1. To express x% as a fraction:

We have, x% =
\begin{aligned} \frac{x}{100} \\

Thus, 30\% = \frac{30}{100} = \frac{3}{10} \\

\end{aligned}

2. To express fraction as percentage, we have

\begin{aligned}

\frac{a}{b} = \left(\frac{a}{b}\times100\right)\%

\end{aligned}

3. If A is R% more than B, then B is less than A by

\begin{aligned}

\left[ \frac{R}{(100+R)}\times 100 \right]\%

\end{aligned}

4. If A is R% less than B, then B is more than A by

\begin{aligned}

\left[ \frac{R}{(100-R)}\times 100 \right]\%

\end{aligned}

5. If the price of a commodity increases by R%, then the reduction in consumption so as not to increase the
expenditure is:

\begin{aligned}

\left[ \frac{R}{(100+R)}\times 100 \right]\%

\end{aligned}

6. If the price of a commodity decreases by R%, then the increase in consumption so as not to decrease the
expenditure is:

\begin{aligned}

\left[ \frac{R}{(100-R)}\times 100 \right]\%

\end{aligned}

7. Let the population of a town be P now and suppose it increases at the rate of R% per annum, then

\begin{aligned}

1. & \text{Population after n years = }P\left(1+\frac{R}{100}\right)^n \\

2.& \text{Population before n years =} \frac{P}{\left(1+\frac{R}{100}\right)^n} \\

\end{aligned}

8. Let the present value of a machine be P. Suppose it depreciates at the rate of R% per annum.
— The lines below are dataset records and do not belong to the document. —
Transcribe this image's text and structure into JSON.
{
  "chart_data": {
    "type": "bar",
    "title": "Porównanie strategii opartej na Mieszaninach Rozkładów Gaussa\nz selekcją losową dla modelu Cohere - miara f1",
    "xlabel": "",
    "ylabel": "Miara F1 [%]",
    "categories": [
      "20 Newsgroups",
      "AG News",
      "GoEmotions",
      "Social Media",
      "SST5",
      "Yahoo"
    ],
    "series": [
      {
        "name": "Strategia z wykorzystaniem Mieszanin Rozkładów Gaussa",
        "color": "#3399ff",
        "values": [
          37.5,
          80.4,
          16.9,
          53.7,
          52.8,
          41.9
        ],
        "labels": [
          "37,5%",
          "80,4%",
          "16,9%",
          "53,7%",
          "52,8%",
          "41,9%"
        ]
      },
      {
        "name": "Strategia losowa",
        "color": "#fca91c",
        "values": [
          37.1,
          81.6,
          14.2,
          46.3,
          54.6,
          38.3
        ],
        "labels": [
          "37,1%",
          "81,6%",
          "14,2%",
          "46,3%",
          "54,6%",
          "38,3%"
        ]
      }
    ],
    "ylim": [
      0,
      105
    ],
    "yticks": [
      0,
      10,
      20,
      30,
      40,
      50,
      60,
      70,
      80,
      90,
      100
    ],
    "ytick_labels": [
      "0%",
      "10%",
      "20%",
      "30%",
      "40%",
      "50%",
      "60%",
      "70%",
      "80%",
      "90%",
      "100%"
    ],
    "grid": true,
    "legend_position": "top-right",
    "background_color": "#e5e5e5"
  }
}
1. Value of the machine after n years =

\begin{aligned} P\left(1-\frac{R}{100}\right)^n \end{aligned}

2. Value of the machine n years ago =

\begin{aligned} \frac{P}{\left(1-\frac{R}{100}\right)^n} \\

\end{aligned}

9. For two successive changes of x% and y%, net change =

\begin{aligned}

\left(x +y + \frac{xy}{100}\right)\%\\

\end{aligned}